Note that various designs can be made for the format of the coating of the copy refusal signal, the recording location on the tape or floppy disk, the detection circuit for the signal, the circuit for cutting off transmission to the external terminal or the copying circuit, etc.

Ribbon (39) and film (42X) shown in Figures 11-12
The integral fasteners of 43) may be coated with adhesive, stacked in several layers, punched out with a punch (54), and stacked.

A piezoelectric element is sandwiched between each head unit in the headset (17), and they are connected in parallel to a misalignment correction voltage generation circuit, and the tape (29) is connected to the head unit (17).
It may be possible to adapt to differences in thermal expansion coefficients, etc.

Other various design changes to the invention are possible.

By carrying out the present invention, it is possible to easily and inexpensively mass-produce laminated heads that can accommodate multiple tracks of magnetic tape.
There is an advantage that a head system is provided which can automatically correct the positional deviation of the track relative to the head during playback.

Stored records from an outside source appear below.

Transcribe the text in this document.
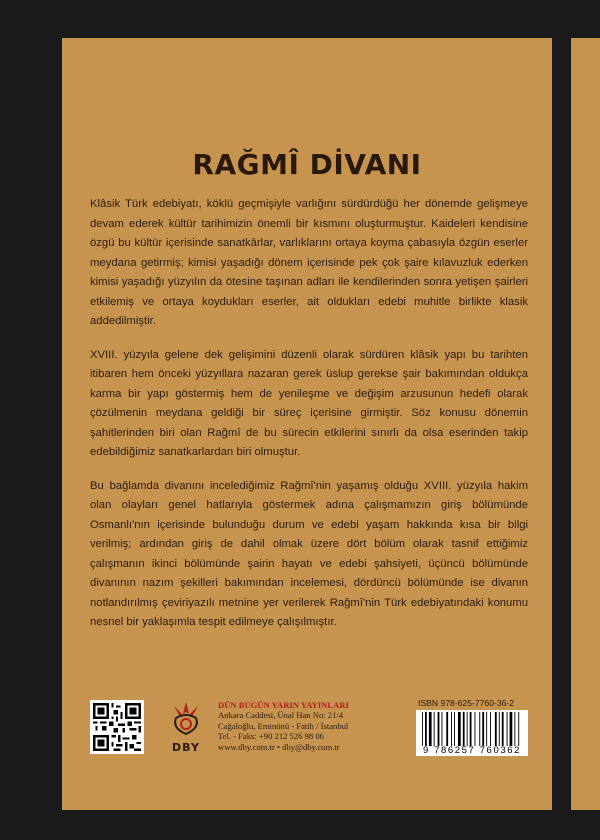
RAĞMÎ DİVANI

Klâsik Türk edebiyatı, köklü geçmişiyle varlığını sürdürdüğü her dönemde gelişmeye devam ederek kültür tarihimizin önemli bir kısmını oluşturmuştur. Kaideleri kendisine özgü bu kültür içerisinde sanatkârlar, varlıklarını ortaya koyma çabasıyla özgün eserler meydana getirmiş; kimisi yaşadığı dönem içerisinde pek çok şaire kılavuzluk ederken kimisi yaşadığı yüzyılın da ötesine taşınan adları ile kendilerinden sonra yetişen şairleri etkilemiş ve ortaya koydukları eserler, ait oldukları edebi muhitle birlikte klasik addedilmiştir.

XVIII. yüzyıla gelene dek gelişimini düzenli olarak sürdüren klâsik yapı bu tarihten itibaren hem önceki yüzyıllara nazaran gerek üslup gerekse şair bakımından oldukça karma bir yapı göstermiş hem de yenileşme ve değişim arzusunun hedefi olarak çözülmenin meydana geldiği bir süreç içerisine girmiştir. Söz konusu dönemin şahitlerinden biri olan Rağmî de bu sürecin etkilerini sınırlı da olsa eserinden takip edebildiğimiz sanatkarlardan biri olmuştur.

Bu bağlamda divanını incelediğimiz Rağmî'nin yaşamış olduğu XVIII. yüzyıla hakim olan olayları genel hatlarıyla göstermek adına çalışmamızın giriş bölümünde Osmanlı'nın içerisinde bulunduğu durum ve edebi yaşam hakkında kısa bir bilgi verilmiş; ardından giriş de dahil olmak üzere dört bölüm olarak tasnif ettiğimiz çalışmanın ikinci bölümünde şairin hayatı ve edebi şahsiyeti, üçüncü bölümünde divanının nazım şekilleri bakımından incelemesi, dördüncü bölümünde ise divanın notlandırılmış çeviriyazılı metnine yer verilerek Rağmî'nin Türk edebiyatındaki konumu nesnel bir yaklaşımla tespit edilmeye çalışılmıştır.

DBY
DÜN BUGÜN YARIN YAYINLARI
Ankara Caddesi, Ünal Han No: 21/4
Cağaloğlu, Eminönü - Fatih / İstanbul
Tel. - Faks: +90 212 526 98 06
www.dby.com.tr • dby@dby.com.tr
ISBN 978-625-7760-36-2
9 786257 760362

[Brief Description of the Drawings] Figure 1 shows a portable fixed head type V T embodying the present invention.
A plan view of R. Figure 2 is its front view. FIG. 3 is an enlarged plan view of the head block (14x15). Figure 4: i Its front view. Figure 5 shows the head block (14) and cassette (
FIG. 8) is an enlarged longitudinal sectional front view of a part of 8). Figure 6 is an enlarged cross-sectional view of l\footlock (14). Figure 7 shows the headset (
FIG. 17) is a longitudinal sectional front view of the head unit that constitutes the unit. FIG. 8 is a bottom view of the upper spacer (32) constituting the head unit. FIG. 9 is a top view of the lower spacer (35). FIG. 10: A vertical right side view of the tip magnetic pole (38). 11th
The figure is a plan view of the main parts of the Hetset I-(+7) manufacturing system. Figure 12 is its front view. FIG. 13 is a plan view of elastically deformable conductive fine particles contained in a wiring adhesive. 1st
Figure 4 is its side view. Figure 15 shows the V T shown in Figures 1 and 2.
It is an electric circuit diagram of R. Akihiro Fujimura No. 3, 1,000 drawings, 15 drawings (Orihirazu Kayazu Procedure Supplementary IE Book)

Claims (1)

[Claims] Using techniques such as printed wiring and photo-etching, one half of the coil unit is formed by several short parallel metal wires on the surface of an insulating film or on the insulating film on the surface of the LSI. A magnetic pole made of ferromagnetic material and whose surface is covered with an insulating material is attached to the upper center of the wire, and on top of these are several magnetic poles whose both ends are connected to each end of the metal wire or the electrode of the current input/output circuit. Attach a metal wire to form a magnetic head unit, arrange a large number of magnetic head units in parallel to form a magnetic head set corresponding to a plurality of magnetic tracks, and detect positional deviation of the magnetic tape during reproduction of magnetic recording. The positional deviation of the tape is detected using the outputs of one or two heads in the headset or the output of a positional deviation detection head provided adjacent to the headset, and a voltage for correcting the positional deviation is generated. A magnetic head system consists of a control circuit installed below the headset, a piezoelectric body for moving it up and down, and a screw driven by a servo motor, and a voltage applied to correct misalignment.